Without a dial plan, users have to manually enter the whole callee’s number and wait for the 
specified dialing interval to time out or press a terminator key (usually the pound key on the phone 
keypad) before the Device makes the call.
The Device initializes a call when the dialed number matches any one of the rules in the dial plan. 
Dial plan rules follow these conventions:
• The collection of rules is in parentheses ().
• Rules are separated by the | (bar) symbol.
• “x” stands for a wildcard and can be any digit from 0 to 9.
• A subset of keys is in a square bracket []. Ranges are allowed.
For example, [359] means a number matching this rule can be 3, 5 or 9. [26-8*] means a 
number matching this rule can be 2, 6, 7, 8 or *.

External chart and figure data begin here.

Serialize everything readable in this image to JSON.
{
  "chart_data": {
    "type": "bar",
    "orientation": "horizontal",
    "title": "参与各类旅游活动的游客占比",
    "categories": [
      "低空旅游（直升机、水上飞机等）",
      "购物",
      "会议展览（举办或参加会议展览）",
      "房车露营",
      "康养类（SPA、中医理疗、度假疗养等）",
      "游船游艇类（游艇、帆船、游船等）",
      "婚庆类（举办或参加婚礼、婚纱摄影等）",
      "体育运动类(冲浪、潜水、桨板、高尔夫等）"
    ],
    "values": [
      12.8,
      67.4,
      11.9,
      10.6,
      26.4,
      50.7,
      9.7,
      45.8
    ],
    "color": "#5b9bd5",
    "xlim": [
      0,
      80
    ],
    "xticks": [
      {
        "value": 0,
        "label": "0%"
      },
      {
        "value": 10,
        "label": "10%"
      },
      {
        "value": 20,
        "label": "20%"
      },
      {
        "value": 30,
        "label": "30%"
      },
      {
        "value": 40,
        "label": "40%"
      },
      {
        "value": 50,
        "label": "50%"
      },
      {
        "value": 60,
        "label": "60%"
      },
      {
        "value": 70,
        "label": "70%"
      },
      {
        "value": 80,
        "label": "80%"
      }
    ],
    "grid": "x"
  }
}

• The dot “.” appended to a digit allows the digit to be ignored or repeated multiple times. Any digit 
(0~9, *, #) after the dot will be ignored.

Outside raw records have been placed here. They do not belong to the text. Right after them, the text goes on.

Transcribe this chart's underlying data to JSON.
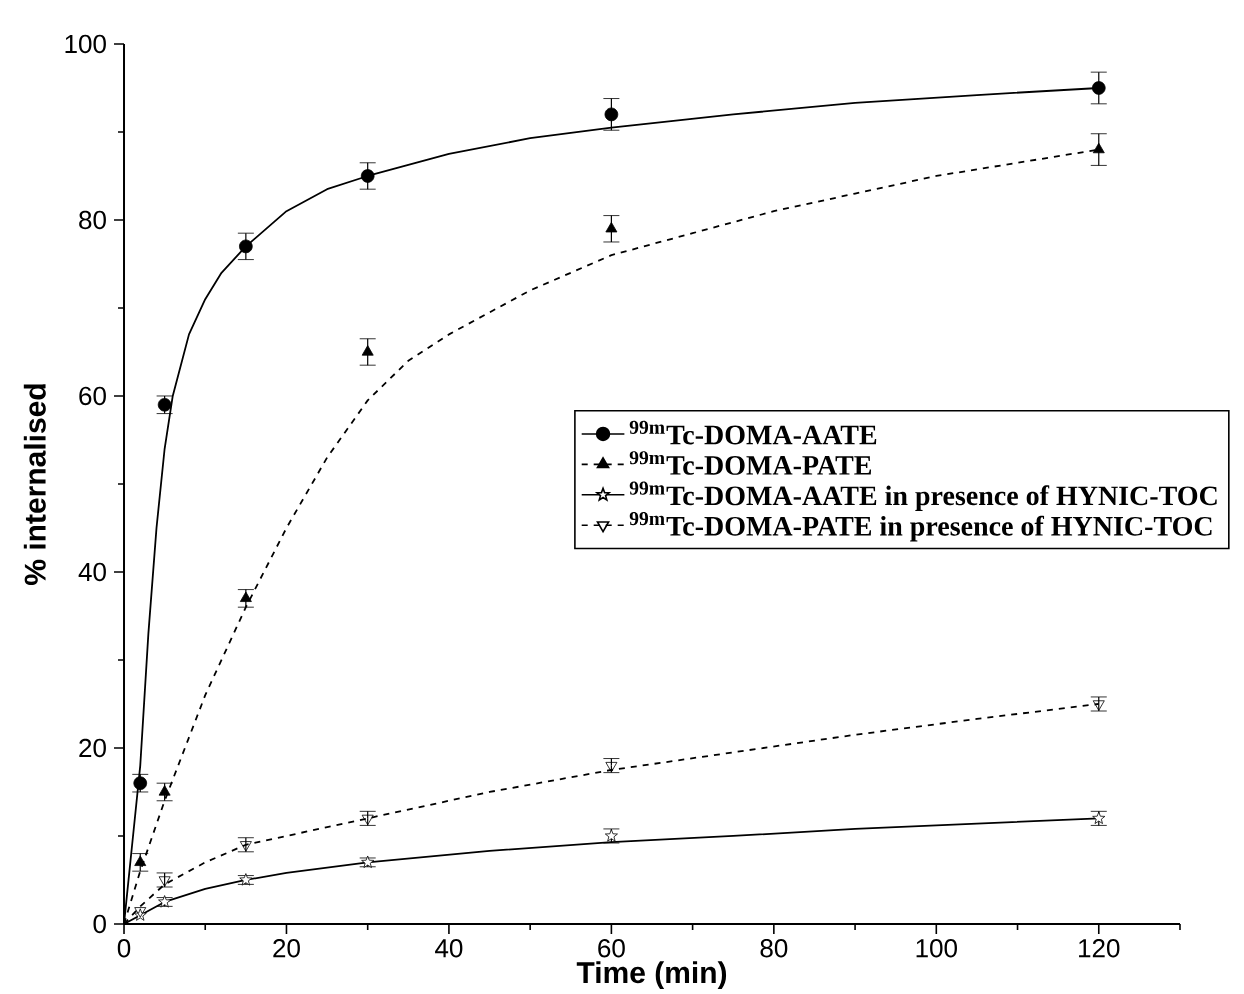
{
  "chart_data": {
    "type": "scatter",
    "xlabel": "Time (min)",
    "ylabel": "% internalised",
    "xlim": [
      0,
      130
    ],
    "ylim": [
      0,
      100
    ],
    "xticks": [
      0,
      20,
      40,
      60,
      80,
      100,
      120
    ],
    "yticks": [
      0,
      20,
      40,
      60,
      80,
      100
    ],
    "grid": false,
    "legend": "right",
    "series": [
      {
        "name": "$^{99m}$Tc-DOMA-AATE",
        "color": "#000000",
        "marker": "circle",
        "line_style": "solid",
        "x": [
          2,
          5,
          15,
          30,
          60,
          120
        ],
        "values": [
          16,
          59,
          77,
          85,
          92,
          95
        ],
        "errors": [
          1,
          1,
          1.5,
          1.5,
          1.8,
          1.8
        ]
      },
      {
        "name": "$^{99m}$Tc-DOMA-PATE",
        "color": "#000000",
        "marker": "triangle",
        "line_style": "dashed",
        "x": [
          2,
          5,
          15,
          30,
          60,
          120
        ],
        "values": [
          7,
          15,
          37,
          65,
          79,
          88
        ],
        "errors": [
          1,
          1,
          1,
          1.5,
          1.5,
          1.8
        ]
      },
      {
        "name": "$^{99m}$Tc-DOMA-AATE in presence of HYNIC-TOC",
        "color": "#000000",
        "marker": "star",
        "line_style": "solid",
        "x": [
          2,
          5,
          15,
          30,
          60,
          120
        ],
        "values": [
          1,
          2.5,
          5,
          7,
          10,
          12
        ],
        "errors": [
          null,
          0.5,
          0.5,
          0.5,
          0.8,
          0.8
        ]
      },
      {
        "name": "$^{99m}$Tc-DOMA-PATE in presence of HYNIC-TOC",
        "color": "#000000",
        "marker": "triangle-down",
        "line_style": "dashed",
        "x": [
          2,
          5,
          15,
          30,
          60,
          120
        ],
        "values": [
          1.5,
          5,
          9,
          12,
          18,
          25
        ],
        "errors": [
          null,
          0.8,
          0.8,
          0.8,
          0.8,
          0.8
        ]
      },
      {
        "type": "line",
        "color": "#000000",
        "line_style": "solid",
        "x": [
          0,
          1,
          2,
          3,
          4,
          5,
          6,
          8,
          10,
          12,
          15,
          20,
          25,
          30,
          40,
          50,
          60,
          75,
          90,
          105,
          120
        ],
        "values": [
          0,
          9,
          18,
          33,
          45,
          54,
          60,
          67,
          71,
          74,
          77,
          81,
          83.5,
          85,
          87.5,
          89.3,
          90.5,
          92,
          93.3,
          94.2,
          95
        ]
      },
      {
        "type": "line",
        "color": "#000000",
        "line_style": "dashed",
        "x": [
          0,
          2,
          5,
          10,
          15,
          20,
          25,
          30,
          35,
          40,
          50,
          60,
          70,
          80,
          90,
          100,
          110,
          120
        ],
        "values": [
          0,
          6,
          14,
          26,
          36,
          45,
          53,
          59.5,
          64,
          67,
          72,
          76,
          78.5,
          81,
          83,
          85,
          86.5,
          88
        ]
      },
      {
        "type": "line",
        "color": "#000000",
        "line_style": "solid",
        "x": [
          0,
          2,
          5,
          10,
          15,
          20,
          30,
          45,
          60,
          75,
          90,
          105,
          120
        ],
        "values": [
          0,
          1,
          2.5,
          4,
          5,
          5.8,
          7,
          8.3,
          9.3,
          10,
          10.8,
          11.4,
          12
        ]
      },
      {
        "type": "line",
        "color": "#000000",
        "line_style": "dashed",
        "x": [
          0,
          2,
          5,
          10,
          15,
          20,
          30,
          45,
          60,
          75,
          90,
          105,
          120
        ],
        "values": [
          0,
          2,
          4.5,
          7,
          9,
          10,
          12,
          15,
          17.5,
          19.5,
          21.5,
          23.3,
          25
        ]
      }
    ]
  }
}
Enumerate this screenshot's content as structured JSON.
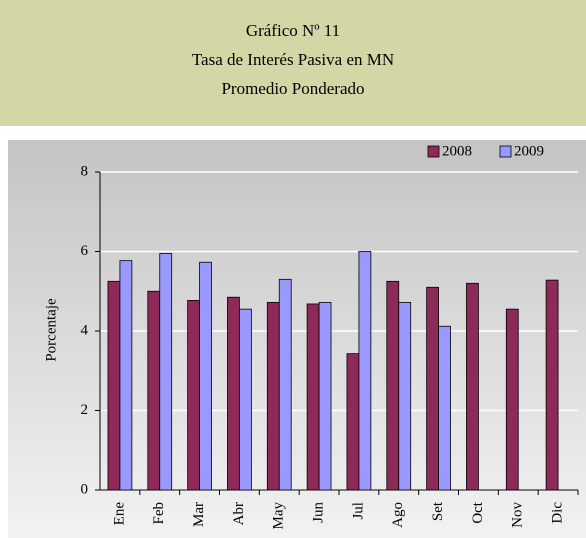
{
  "chart_data": {
    "type": "bar",
    "title": "Gráfico Nº 11",
    "subtitle": "Tasa de Interés Pasiva en MN",
    "subtitle2": "Promedio Ponderado",
    "y_label": "Porcentaje",
    "categories": [
      "Ene",
      "Feb",
      "Mar",
      "Abr",
      "May",
      "Jun",
      "Jul",
      "Ago",
      "Set",
      "Oct",
      "Nov",
      "Dic"
    ],
    "series": [
      {
        "name": "2008",
        "color": "#8e2a5a",
        "values": [
          5.25,
          5.0,
          4.77,
          4.85,
          4.72,
          4.68,
          3.43,
          5.25,
          5.1,
          5.2,
          4.55,
          5.28
        ]
      },
      {
        "name": "2009",
        "color": "#9999ff",
        "values": [
          5.77,
          5.95,
          5.73,
          4.55,
          5.3,
          4.72,
          6.0,
          4.72,
          4.12,
          null,
          null,
          null
        ]
      }
    ],
    "ylim": [
      0,
      8
    ],
    "yticks": [
      0,
      2,
      4,
      6,
      8
    ],
    "grid": true,
    "legend": "top-right"
  }
}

For example, (01.) means a number matching this rule can be 0, 01, 0111, 01111, and so on.
• <dialed-number:translated-number> indicates the number after the colon replaces the number 
before the colon in an angle bracket <>. For example, 
(<:1212> xxxxxxx) means the Device automatically prefixes the translated-number “1212” to 
the number you dialed before making the call. This can be used for local calls in the US.
(<9:> xxx xxxxxxx) means the Device automatically removes the specified prefix “9” from the 
number you dialed before making the call. This is always used for making outside calls from an 
office. 
(xx<123:456>xxxx) means the Device automatically translates “123” to “456” in the number 
you dialed before making the call.
• Calls with a number followed by the exclamation mark “!” will be dropped.
• Calls with a number followed by the termination character “@” will be made immediately. Any 
digit (0~9, *, #) after the @ character will be ignored.
In this example dial plan (0 | [49]11 | 1 [2-9]xx xxxxxxx | 1 947 xxxxxxx !), you can dial “0” to call 
the local operator, call 411 or 911, or make a long distance call with an area code starting from 2 to 
9 in the US. The calls with the area code 947 will be dropped.